Genres that pique his interest include rock, progressive and indie.

Duda said he also likes to dabble with jazz chords and inverted chords.

“I like different elements of different genres (when I play),” Duda said.

Some of his favorite influences are all over the board. They range includes Radiohead, Jimi Hendrix, John Mayer and Pink Floyd, to a name a few.

Duda said one of his first major influences was Mike Einziger of Incubus.

“It was the first music that I noticed that was different from the rest,” he said.

The type of music he’s been into more recently is music by John Mayer and progressive blues.

For more experience with this type of music, as well as a larger scale music experience, Duda went on the road with a modern blues band.

The summer of 2008, he traveled with the Iowa native band Sean Bright and the Evicted.

This was Duda’s first encounter with touring the country with an actual band.

“It was my first tour so it was good experience,” Duda said. “I was just kind of thrown in with it and I learned a lot about them.”

Duda said they toured for about a month in Tennessee and Georgia with a show almost every night.

The tour, however, was sadly cut short due to high gas prices.

Besides the Evicted, Duda said he also plays with about eight other bands.

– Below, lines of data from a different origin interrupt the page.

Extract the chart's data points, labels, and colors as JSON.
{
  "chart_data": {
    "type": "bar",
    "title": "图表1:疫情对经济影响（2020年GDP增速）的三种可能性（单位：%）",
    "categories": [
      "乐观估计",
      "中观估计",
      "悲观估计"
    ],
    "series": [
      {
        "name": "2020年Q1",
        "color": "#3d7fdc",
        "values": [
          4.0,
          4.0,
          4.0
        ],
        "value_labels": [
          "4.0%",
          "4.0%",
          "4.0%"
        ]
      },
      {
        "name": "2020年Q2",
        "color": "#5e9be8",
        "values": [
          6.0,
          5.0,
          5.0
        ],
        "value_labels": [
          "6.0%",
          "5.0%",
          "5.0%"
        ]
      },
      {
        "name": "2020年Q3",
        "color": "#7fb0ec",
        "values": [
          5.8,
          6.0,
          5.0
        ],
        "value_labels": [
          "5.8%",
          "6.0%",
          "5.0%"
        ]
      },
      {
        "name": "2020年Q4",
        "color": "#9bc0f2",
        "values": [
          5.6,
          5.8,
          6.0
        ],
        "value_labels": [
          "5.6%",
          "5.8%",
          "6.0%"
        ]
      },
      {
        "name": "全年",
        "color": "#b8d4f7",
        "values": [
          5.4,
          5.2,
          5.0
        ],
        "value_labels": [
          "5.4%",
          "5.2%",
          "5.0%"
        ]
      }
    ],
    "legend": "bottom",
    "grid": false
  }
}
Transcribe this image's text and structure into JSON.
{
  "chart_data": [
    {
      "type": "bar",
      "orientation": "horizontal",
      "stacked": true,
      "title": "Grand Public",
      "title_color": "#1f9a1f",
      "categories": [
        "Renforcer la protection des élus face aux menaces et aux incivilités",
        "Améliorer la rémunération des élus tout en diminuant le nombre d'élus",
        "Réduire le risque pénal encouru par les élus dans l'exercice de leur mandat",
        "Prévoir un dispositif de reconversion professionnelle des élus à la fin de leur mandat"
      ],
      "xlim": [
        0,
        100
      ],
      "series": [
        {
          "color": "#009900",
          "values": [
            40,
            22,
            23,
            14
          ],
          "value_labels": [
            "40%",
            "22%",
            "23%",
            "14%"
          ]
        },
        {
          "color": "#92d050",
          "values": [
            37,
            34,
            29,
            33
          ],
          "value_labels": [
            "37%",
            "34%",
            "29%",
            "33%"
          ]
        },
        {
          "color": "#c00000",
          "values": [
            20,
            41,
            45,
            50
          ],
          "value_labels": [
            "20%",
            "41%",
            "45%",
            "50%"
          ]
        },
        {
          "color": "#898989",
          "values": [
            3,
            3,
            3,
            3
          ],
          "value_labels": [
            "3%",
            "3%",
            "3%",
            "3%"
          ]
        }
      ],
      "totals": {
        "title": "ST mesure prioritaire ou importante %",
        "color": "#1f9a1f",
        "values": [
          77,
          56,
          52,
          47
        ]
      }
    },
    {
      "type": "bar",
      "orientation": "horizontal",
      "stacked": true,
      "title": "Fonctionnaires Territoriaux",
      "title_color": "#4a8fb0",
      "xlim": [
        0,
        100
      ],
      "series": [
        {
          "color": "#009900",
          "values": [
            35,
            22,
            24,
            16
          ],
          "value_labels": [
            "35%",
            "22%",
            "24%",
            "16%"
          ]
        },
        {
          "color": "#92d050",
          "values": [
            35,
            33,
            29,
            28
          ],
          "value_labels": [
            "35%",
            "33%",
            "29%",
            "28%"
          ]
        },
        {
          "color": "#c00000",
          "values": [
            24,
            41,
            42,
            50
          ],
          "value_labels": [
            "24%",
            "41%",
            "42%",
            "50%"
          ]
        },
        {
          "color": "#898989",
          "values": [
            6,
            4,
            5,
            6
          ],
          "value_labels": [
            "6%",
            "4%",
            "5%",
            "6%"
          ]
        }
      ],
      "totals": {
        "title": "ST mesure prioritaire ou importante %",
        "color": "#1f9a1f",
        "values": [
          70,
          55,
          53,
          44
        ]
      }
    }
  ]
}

Champagne Thursdays, a jazz band, consists of Duda on electric guitar as well as other college students he knows from high school on drums, bass and saxophone.

They’ve played at a variety of small events including the Clear Lake Harvest Festival.

Duda also plays lead guitar with Lucas Frein and the Smoking Guns, an indie rock band.

They can be seen playing various shows at Toast, a local bar in Mason City.

For show listings, visit http://www.myspace.com/lucasfreinandthesmokingguns.

Though he is in many bands, Duda said he has also had his struggles with finding people to play with.

Duda said he wants to find people who have the same vision he does, but added that he can’t do that in Mason City. He said he wants to get more into “the scene.”

“There’s no one in Mason City who wants to make something new,” he said. “It makes me feel like I have to move to find people.”

When Duda isn’t playing with a band, he’s usually practicing. He said he can practice from two to five hours a day.

Duda practices on both acoustic and electric guitar.

There are different things he said that he enjoys playing about each.

“With acoustic, you get a full bodied, natural sound,” Duda said. “With the electric, it’s easier to express myself on (it) because it’s easier for me to play. It helps me express my mood.”

Besides the guitar, Duda has had experience in piano, violin, cornet, drums and bass. He also said he would give the accordion a try.

“It’s something else to learn to play when I get bored,” he said. “It’s something entertaining.”

For the future, Duda said he hopes to be playing guitar for as long as he can. He said he hopes to be in Colorado, California or touring the mid-west in a blues-binged, six-member band.

In all, Duda said he said he feels like playing guitar is his job, which ultimately, he wants it to be.

“Playing guitar is the one time I feel like I’m doing what I should be doing,” he said. “I want to do it for the rest of my life.”